Many of the commentators including Vanessa Feltz and Grace Dent point to misogyny in the public attitude towards Yates as she approached the age of 40.

Dent tells the documentary: ‘All of the things that made Paula so loveable when she was in her 20s, the fact that she was gobby… all of those things, when she got into her late 30s, they were no longer attractive to lots and lots and lots of men.’

However, despite covering much of the pain in Yates’s private life, the documentary also focuses on happier times, with Yates recalling many of them in her own words.

In the tapes, she speaks to Townsend about giving birth to Tiger Lily.

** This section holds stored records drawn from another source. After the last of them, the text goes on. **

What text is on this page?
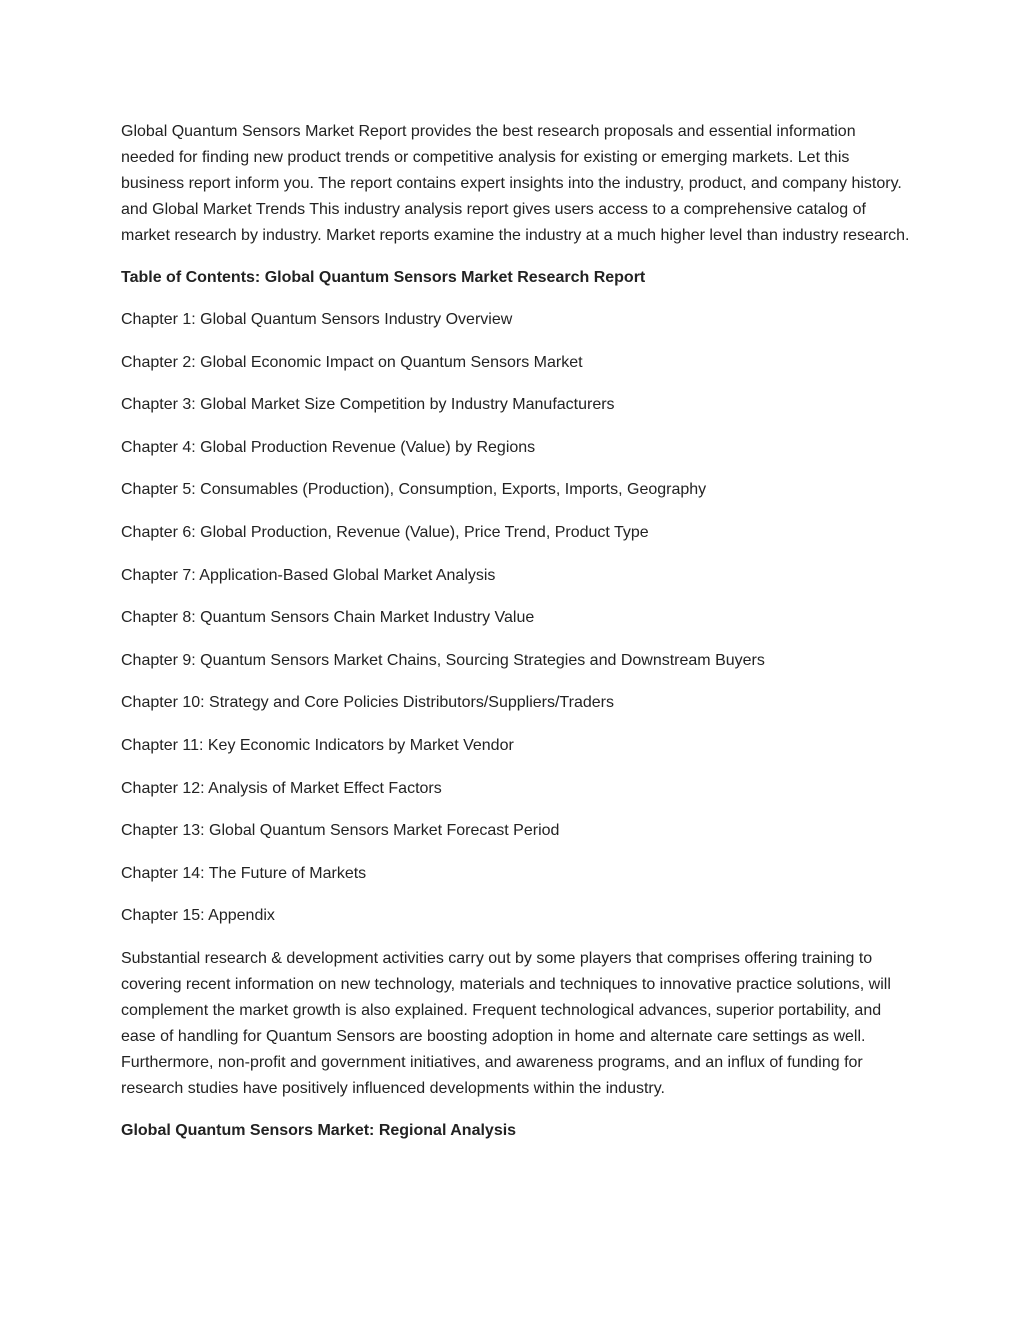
Global Quantum Sensors Market Report provides the best research proposals and essential information needed for finding new product trends or competitive analysis for existing or emerging markets. Let this business report inform you. The report contains expert insights into the industry, product, and company history. and Global Market Trends This industry analysis report gives users access to a comprehensive catalog of market research by industry. Market reports examine the industry at a much higher level than industry research.

Table of Contents: Global Quantum Sensors Market Research Report

Chapter 1: Global Quantum Sensors Industry Overview
Chapter 2: Global Economic Impact on Quantum Sensors Market
Chapter 3: Global Market Size Competition by Industry Manufacturers
Chapter 4: Global Production Revenue (Value) by Regions
Chapter 5: Consumables (Production), Consumption, Exports, Imports, Geography
Chapter 6: Global Production, Revenue (Value), Price Trend, Product Type
Chapter 7: Application-Based Global Market Analysis
Chapter 8: Quantum Sensors Chain Market Industry Value
Chapter 9: Quantum Sensors Market Chains, Sourcing Strategies and Downstream Buyers
Chapter 10: Strategy and Core Policies Distributors/Suppliers/Traders
Chapter 11: Key Economic Indicators by Market Vendor
Chapter 12: Analysis of Market Effect Factors
Chapter 13: Global Quantum Sensors Market Forecast Period
Chapter 14: The Future of Markets
Chapter 15: Appendix

Substantial research & development activities carry out by some players that comprises offering training to covering recent information on new technology, materials and techniques to innovative practice solutions, will complement the market growth is also explained. Frequent technological advances, superior portability, and ease of handling for Quantum Sensors are boosting adoption in home and alternate care settings as well. Furthermore, non-profit and government initiatives, and awareness programs, and an influx of funding for research studies have positively influenced developments within the industry.

Global Quantum Sensors Market: Regional Analysis
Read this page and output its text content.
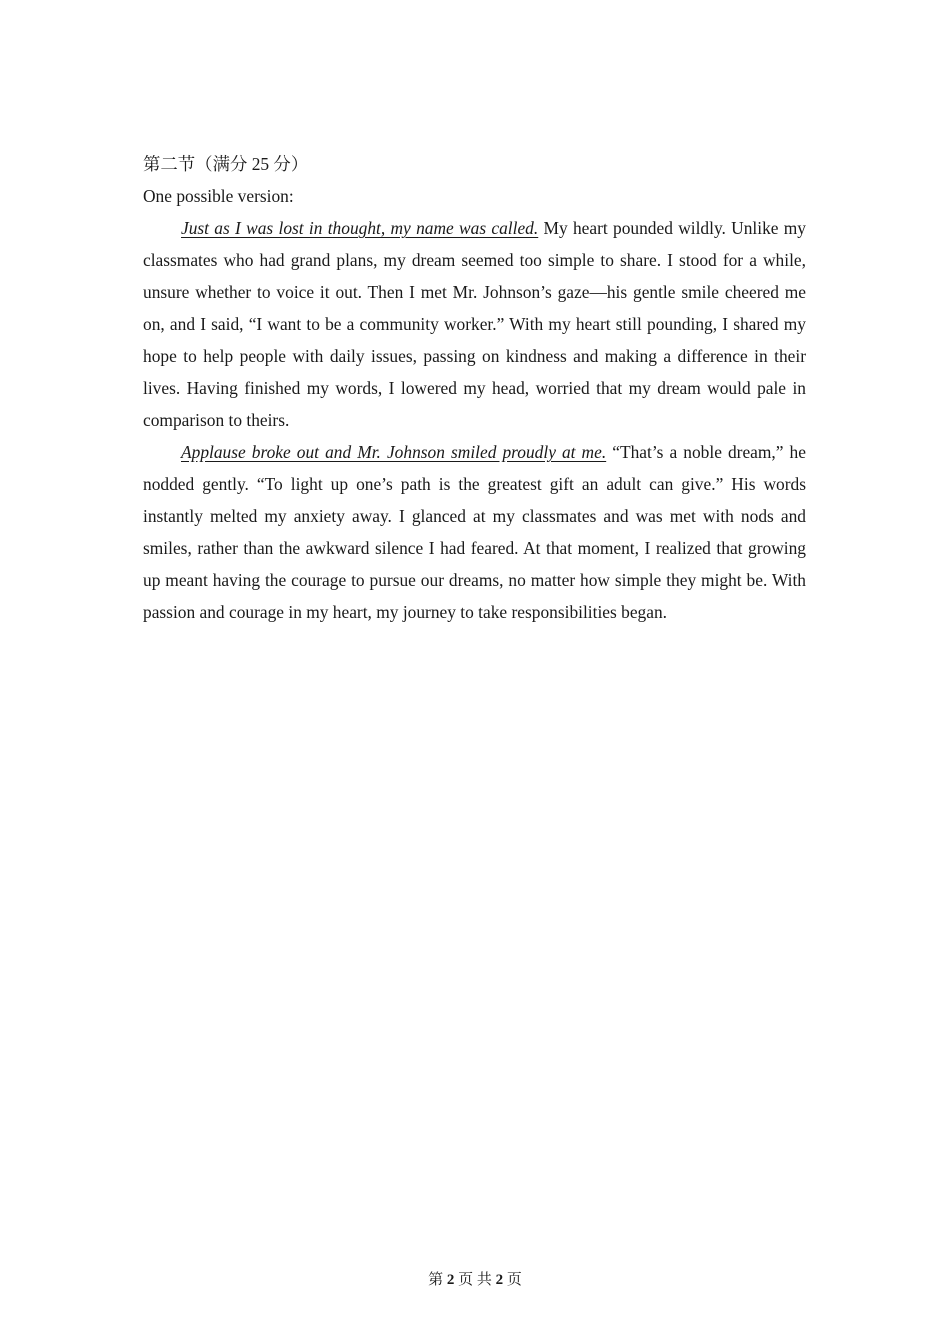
第二节（满分 25 分）

One possible version:

Just as I was lost in thought, my name was called. My heart pounded wildly. Unlike my classmates who had grand plans, my dream seemed too simple to share. I stood for a while, unsure whether to voice it out. Then I met Mr. Johnson’s gaze—his gentle smile cheered me on, and I said, “I want to be a community worker.” With my heart still pounding, I shared my hope to help people with daily issues, passing on kindness and making a difference in their lives. Having finished my words, I lowered my head, worried that my dream would pale in comparison to theirs.

Applause broke out and Mr. Johnson smiled proudly at me. “That’s a noble dream,” he nodded gently. “To light up one’s path is the greatest gift an adult can give.” His words instantly melted my anxiety away. I glanced at my classmates and was met with nods and smiles, rather than the awkward silence I had feared. At that moment, I realized that growing up meant having the courage to pursue our dreams, no matter how simple they might be. With passion and courage in my heart, my journey to take responsibilities began.

第 2 页 共 2 页
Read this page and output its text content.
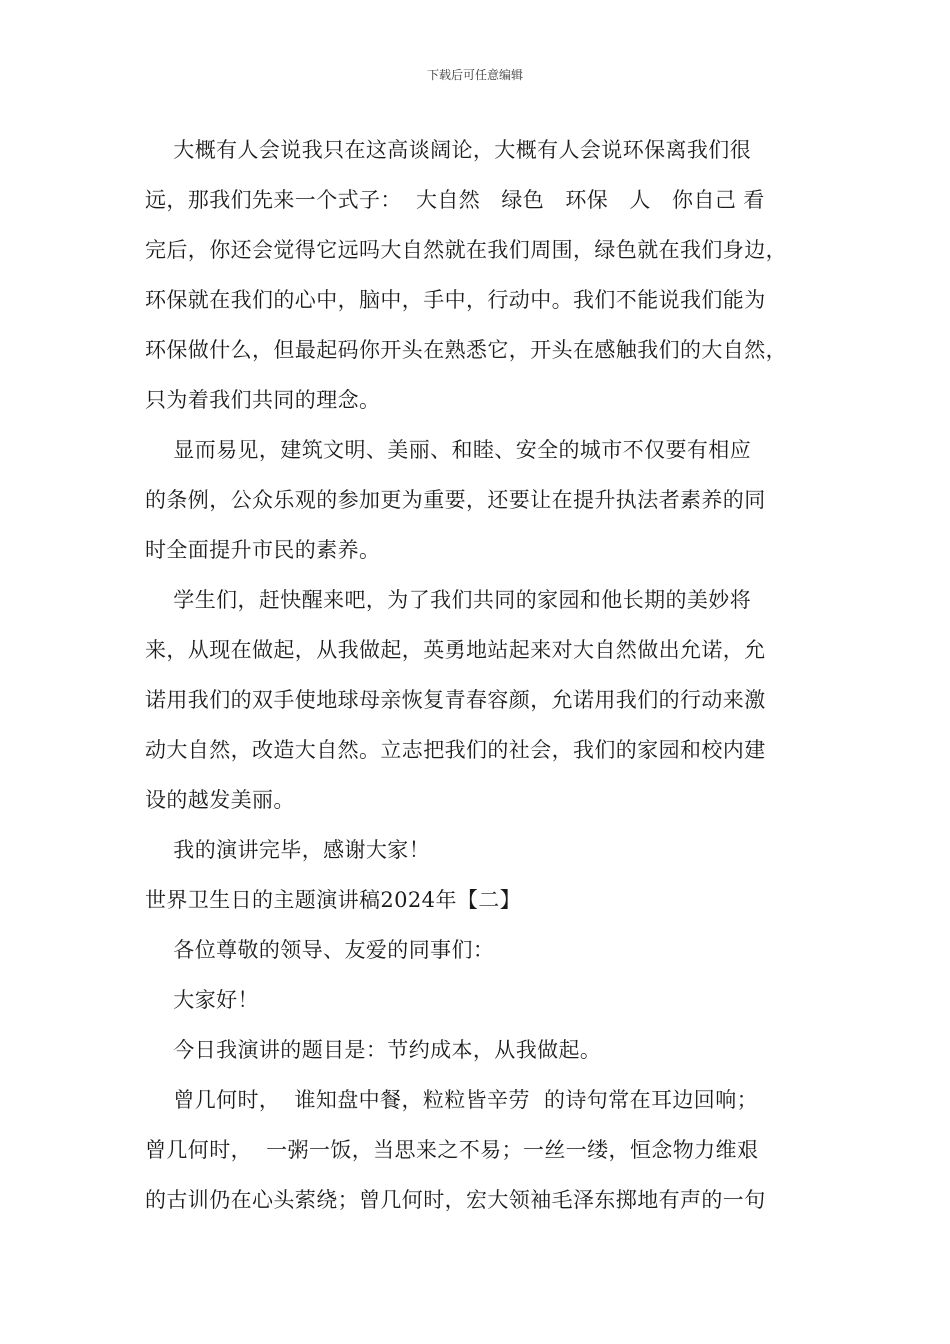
下载后可任意编辑
大概有人会说我只在这高谈阔论，大概有人会说环保离我们很
远，那我们先来一个式子：  大自然   绿色   环保   人   你自己 看
完后，你还会觉得它远吗大自然就在我们周围，绿色就在我们身边，
环保就在我们的心中，脑中，手中，行动中。我们不能说我们能为
环保做什么，但最起码你开头在熟悉它，开头在感触我们的大自然，
只为着我们共同的理念。
显而易见，建筑文明、美丽、和睦、安全的城市不仅要有相应
的条例，公众乐观的参加更为重要，还要让在提升执法者素养的同
时全面提升市民的素养。
学生们，赶快醒来吧，为了我们共同的家园和他长期的美妙将
来，从现在做起，从我做起，英勇地站起来对大自然做出允诺，允
诺用我们的双手使地球母亲恢复青春容颜，允诺用我们的行动来激
动大自然，改造大自然。立志把我们的社会，我们的家园和校内建
设的越发美丽。
我的演讲完毕，感谢大家！
世界卫生日的主题演讲稿2024年【二】
各位尊敬的领导、友爱的同事们：
大家好！
今日我演讲的题目是：节约成本，从我做起。
曾几何时，  谁知盘中餐，粒粒皆辛劳  的诗句常在耳边回响；
曾几何时，  一粥一饭，当思来之不易；一丝一缕，恒念物力维艰
的古训仍在心头萦绕；曾几何时，宏大领袖毛泽东掷地有声的一句
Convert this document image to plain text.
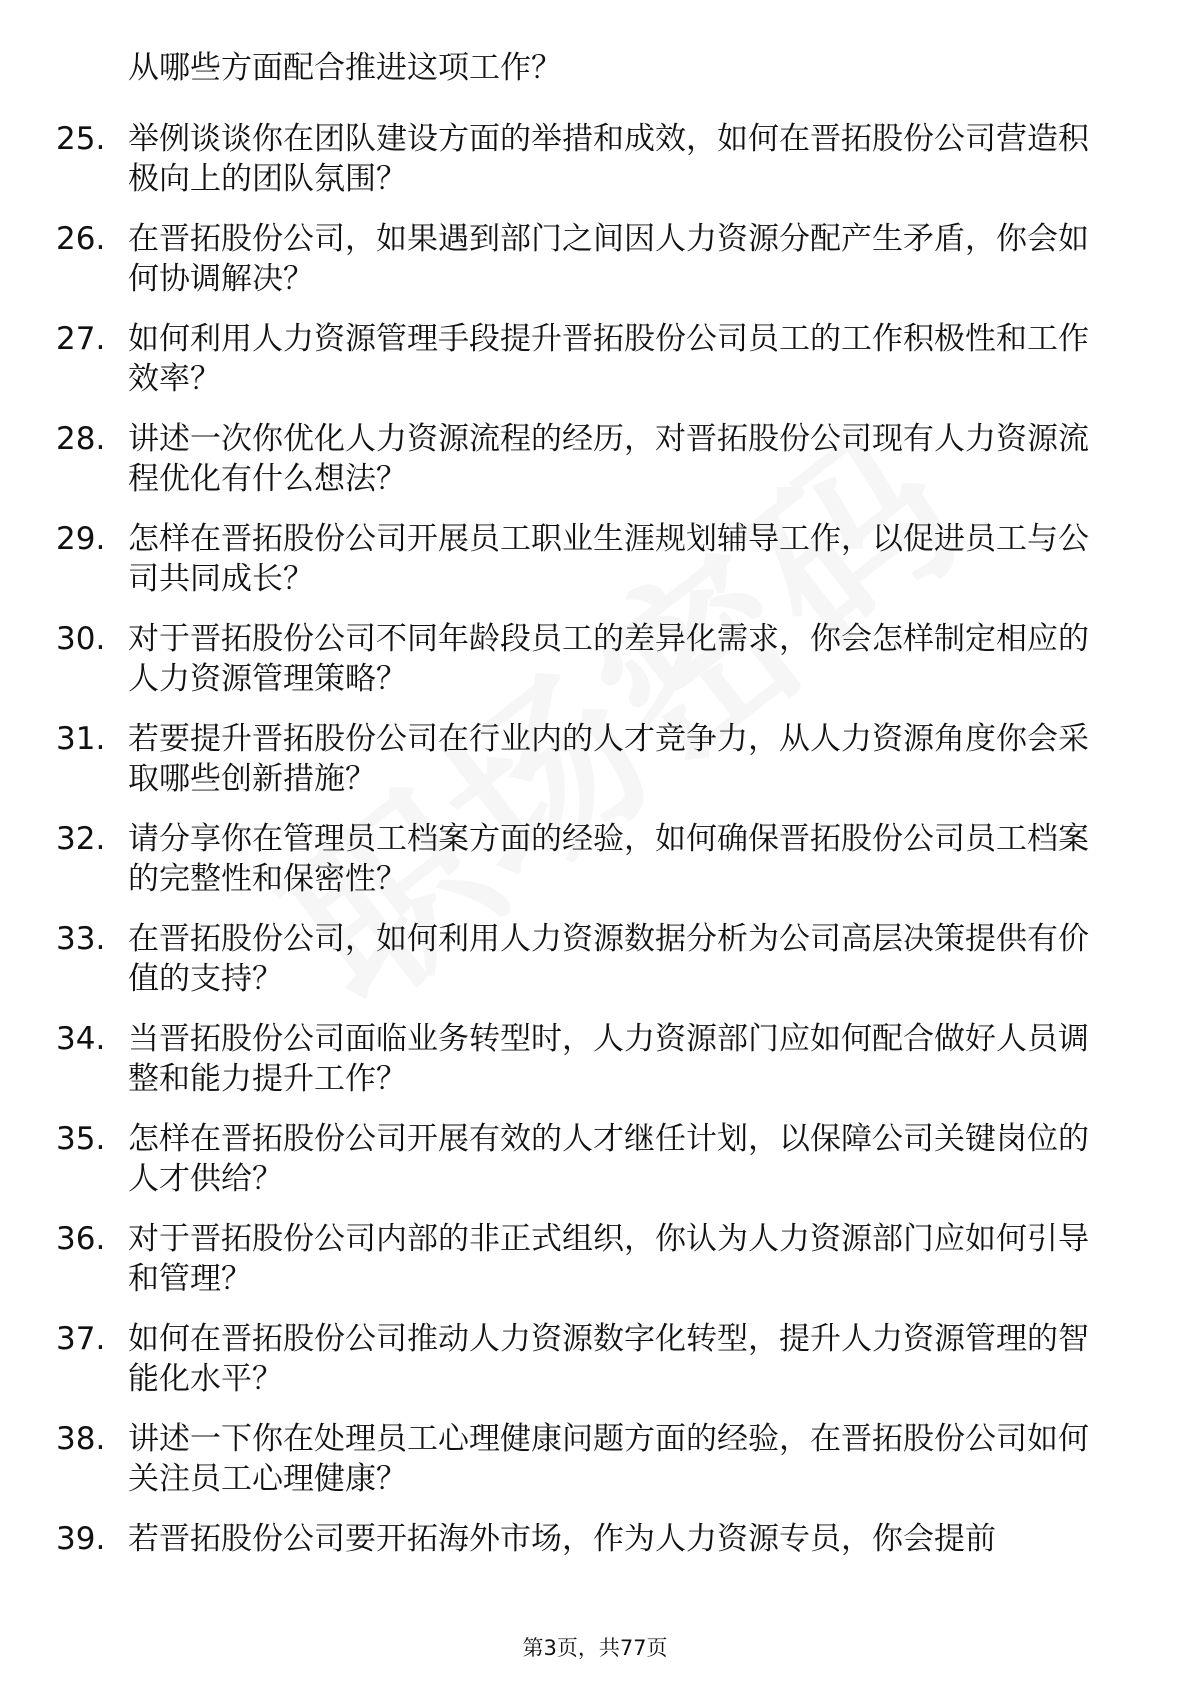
从哪些方面配合推进这项工作？

25. 举例谈谈你在团队建设方面的举措和成效，如何在晋拓股份公司营造积极向上的团队氛围？

26. 在晋拓股份公司，如果遇到部门之间因人力资源分配产生矛盾，你会如何协调解决？

27. 如何利用人力资源管理手段提升晋拓股份公司员工的工作积极性和工作效率？

28. 讲述一次你优化人力资源流程的经历，对晋拓股份公司现有人力资源流程优化有什么想法？

29. 怎样在晋拓股份公司开展员工职业生涯规划辅导工作，以促进员工与公司共同成长？

30. 对于晋拓股份公司不同年龄段员工的差异化需求，你会怎样制定相应的人力资源管理策略？

31. 若要提升晋拓股份公司在行业内的人才竞争力，从人力资源角度你会采取哪些创新措施？

32. 请分享你在管理员工档案方面的经验，如何确保晋拓股份公司员工档案的完整性和保密性？

33. 在晋拓股份公司，如何利用人力资源数据分析为公司高层决策提供有价值的支持？

34. 当晋拓股份公司面临业务转型时，人力资源部门应如何配合做好人员调整和能力提升工作？

35. 怎样在晋拓股份公司开展有效的人才继任计划，以保障公司关键岗位的人才供给？

36. 对于晋拓股份公司内部的非正式组织，你认为人力资源部门应如何引导和管理？

37. 如何在晋拓股份公司推动人力资源数字化转型，提升人力资源管理的智能化水平？

38. 讲述一下你在处理员工心理健康问题方面的经验，在晋拓股份公司如何关注员工心理健康？

39. 若晋拓股份公司要开拓海外市场，作为人力资源专员，你会提前

第3页，共77页
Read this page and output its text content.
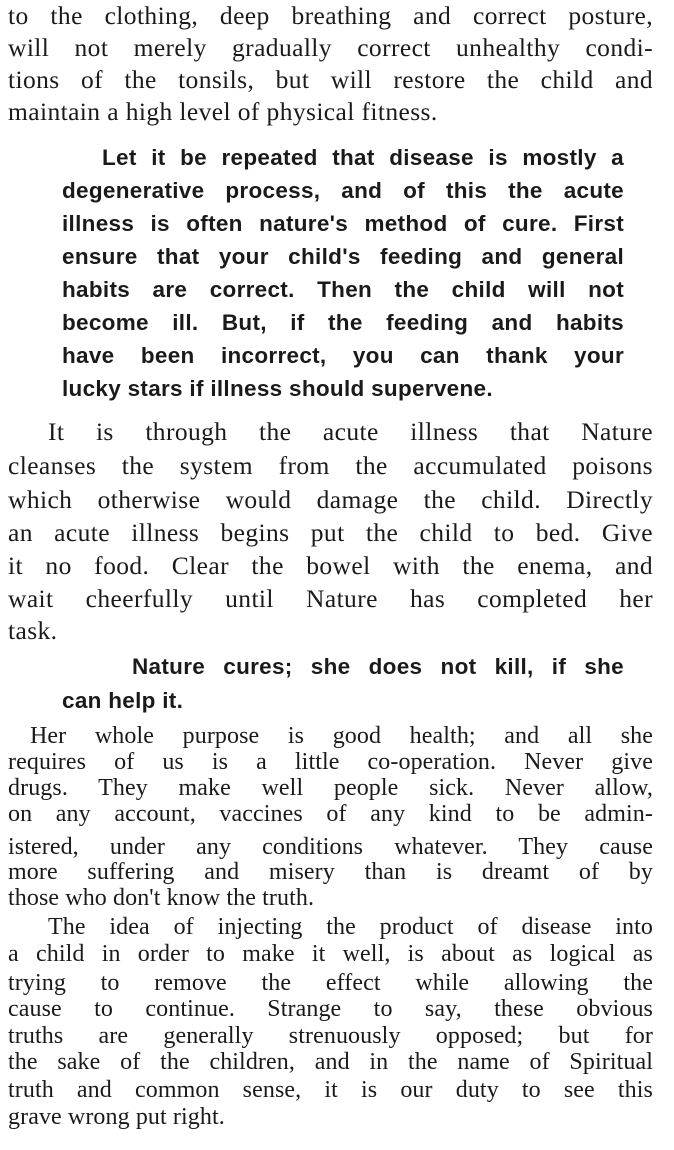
to the clothing, deep breathing and correct posture,
will not merely gradually correct unhealthy condi-
tions of the tonsils, but will restore the child and
maintain a high level of physical fitness.
Let it be repeated that disease is mostly a
degenerative process, and of this the acute
illness is often nature's method of cure. First
ensure that your child's feeding and general
habits are correct. Then the child will not
become ill. But, if the feeding and habits
have been incorrect, you can thank your
lucky stars if illness should supervene.
It is through the acute illness that Nature
cleanses the system from the accumulated poisons
which otherwise would damage the child. Directly
an acute illness begins put the child to bed. Give
it no food. Clear the bowel with the enema, and
wait cheerfully until Nature has completed her
task.
Nature cures; she does not kill, if she
can help it.
Her whole purpose is good health; and all she
requires of us is a little co-operation. Never give
drugs. They make well people sick. Never allow,
on any account, vaccines of any kind to be admin-
istered, under any conditions whatever. They cause
more suffering and misery than is dreamt of by
those who don't know the truth.
The idea of injecting the product of disease into
a child in order to make it well, is about as logical as
trying to remove the effect while allowing the
cause to continue. Strange to say, these obvious
truths are generally strenuously opposed; but for
the sake of the children, and in the name of Spiritual
truth and common sense, it is our duty to see this
grave wrong put right.
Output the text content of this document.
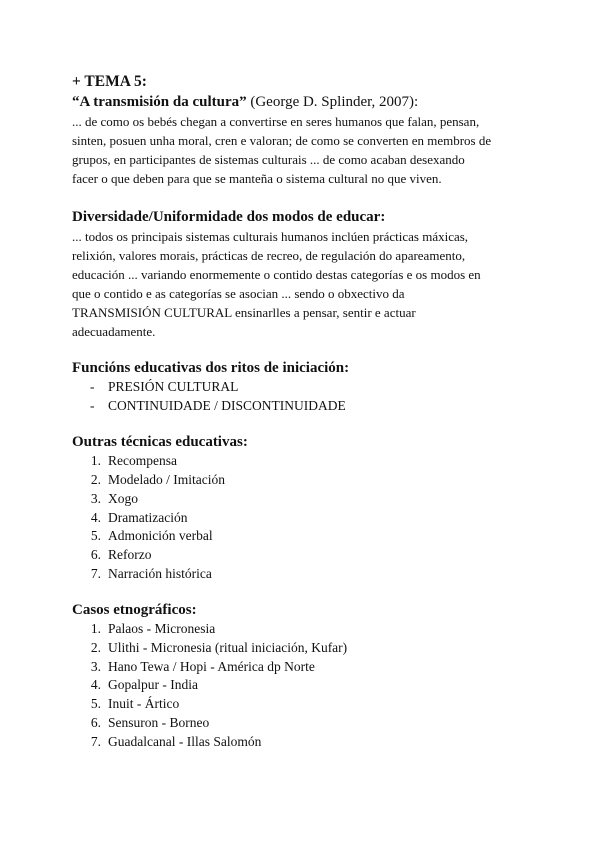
+ TEMA 5:

“A transmisión da cultura” (George D. Splinder, 2007):

... de como os bebés chegan a convertirse en seres humanos que falan, pensan,

sinten, posuen unha moral, cren e valoran; de como se converten en membros de

grupos, en participantes de sistemas culturais ... de como acaban desexando

facer o que deben para que se manteña o sistema cultural no que viven.

Diversidade/Uniformidade dos modos de educar:

... todos os principais sistemas culturais humanos inclúen prácticas máxicas,

relixión, valores morais, prácticas de recreo, de regulación do apareamento,

educación ... variando enormemente o contido destas categorías e os modos en

que o contido e as categorías se asocian ... sendo o obxectivo da

TRANSMISIÓN CULTURAL ensinarlles a pensar, sentir e actuar

adecuadamente.

Funcións educativas dos ritos de iniciación:

- PRESIÓN CULTURAL
- CONTINUIDADE / DISCONTINUIDADE

Outras técnicas educativas:

1. Recompensa
2. Modelado / Imitación
3. Xogo
4. Dramatización
5. Admonición verbal
6. Reforzo
7. Narración histórica

Casos etnográficos:

1. Palaos - Micronesia
2. Ulithi - Micronesia (ritual iniciación, Kufar)
3. Hano Tewa / Hopi - América dp Norte
4. Gopalpur - India
5. Inuit - Ártico
6. Sensuron - Borneo
7. Guadalcanal - Illas Salomón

She said: ‘I just look back on that night as the best night I ever ever had with Michael and laughing so much at Michael delivering the baby with the midwife.

‘I was so, sort of on my best behaviour because he hadn’t had a child before.’ 

Speaking separately about Yates, Townsend recalls the first time he met her when they were working for the same music magazine.

‘She was sitting there in the corner banging away… she was quite unapproachable,’ he recalls.

‘Fiercely intelligent. She was someone who knew what she wanted, and she knew how to get what she wanted as well.’ 

Belinda, too, makes a point of noting Yates’s intelligence, saying the presenter and journalist was ‘extraordinarily well read’.

She recalls: ‘[Yates was] a cross between Marilyn Monroe and Mary Poppins.’

She adds: ‘She kind of came across as this ditzy blonde but she definitely wasn’t.’

Robbie Williams also appears to give his recollection of Yates, after first meeting her on the Big Breakfast bed when he was being interviewed as a member of Take That.

He recalled feeling jealous that Yates might ‘fancy’ Jason Orange and thinking to himself: ‘Don’t fancy Jason’. He added he hoped she would be attracted to him instead.’

As the relationship between Yates and Hutchence is explored further, tapes of Paula are played in which she says: ‘We’d waited all our lives for each other and when we had each other it was everything we hoped it would be.’

Belinda added the couple were ‘so happy and really in love’.

The documentary recalls how, after a period of heavy drinking and depression, Yates was a few months into getting her life ‘back on track’ and had begun working again, with plans to release a novel inspired by her grief.

Describing her friend’s death as a ‘shock’ Brewin said: ‘She wanted to move on with her life, and probably when she died, it’s the best place I’d seen her ironically for a very long time.’

When asked what she would say if she saw her best friend again, Brewin jokes: ‘Fancy going out for lunch?’ before adding: ‘I’d just be very happy to see her face.’